The story was carried in All Africa, which aggregates African news from a variety of sources. It includes the text of a letter Griffiths said he sent to Globe editor Marty Baron and others at the newspaper demanding copies of the documents they relied on in putting together their report. But the Globe now tells us there are no documents.
The editor’s note couldn’t be much tougher. It begins: “A front-page story on Jan. 17 drew unsupported conclusions and significantly overstepped available evidence when it described former Liberia president Charles Taylor as having worked with US spy agencies as a ‘sought-after source.'”
It goes on to describe the Globe’s longstanding Freedom of Information Act request that U.S. officials turn over documents related to what if any relationship the government had with Taylor. But though the Jan. 17 story, by longtime Globe staff reporter Bryan Bender, appears to be based at least in part on the documents, the editor’s note says otherwise:
[The US Defense Intelligence Agency] offered no such confirmation; rather, it said only that it possessed 48 documents running to 153 pages that fall in the category of what the Globe asked for — records relating to Taylor and to his relationship, if any, with American intelligence going back to 1982. The agency, however, refused to release the documents and gave no indication of what was in them.
The editor’s note concludes:
Taylor, now standing trial before a UN special court on charges of rape, murder and other offenses, denies he was ever a source for US intelligence. The Globe had no adequate basis for asserting otherwise and the story should not have run in this form.

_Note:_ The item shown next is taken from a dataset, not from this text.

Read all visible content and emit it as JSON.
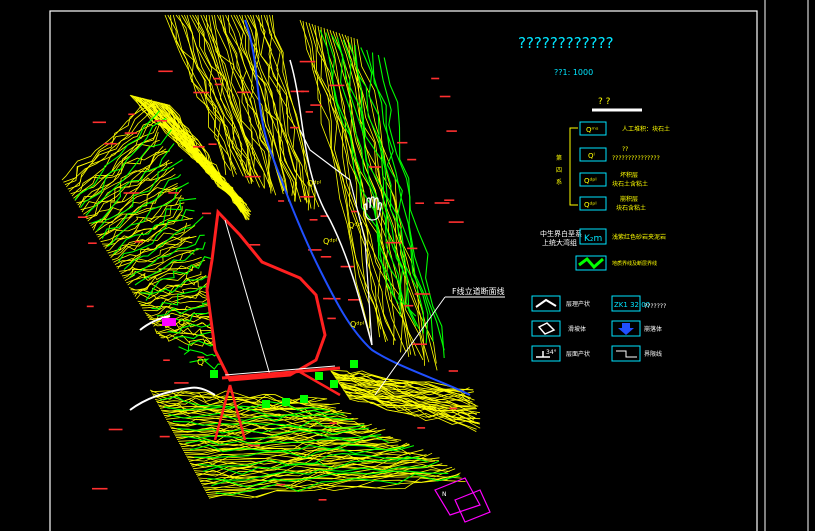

There is still much that we don’t know. For instance, on Tuesday, Africa Review reported that Griffiths had “acknowledged that the Liberian Security agencies as well as his [Taylor’s] National Patriotic Party of Liberia worked or associated with US intelligence organs but not himself personally.” That’s hardly a blanket denial.
And at Foreign Policy’s Passport blog, Joshua Keating doesn’t seem all that upset about Taylor’s injured feelings. Calling the Globe’s note a “near retraction,” Keating nevertheless ends with this: “The fact that these ‘records relating to Taylor and to his relationship, if any, with American intelligence’ [quoting the Globe] exist but the CIA won’t release them is only going to increase the curiosity about what they contain. The correction is unlikely to stop the rumor mills in Monrovia, Washington, or The Hague.”
Bender is a good and careful reporter, and it seems pretty clear that there are other shoes yet to be dropped. The only thing we can say for certain at this point is that it’s all way too weird to come to any conclusions.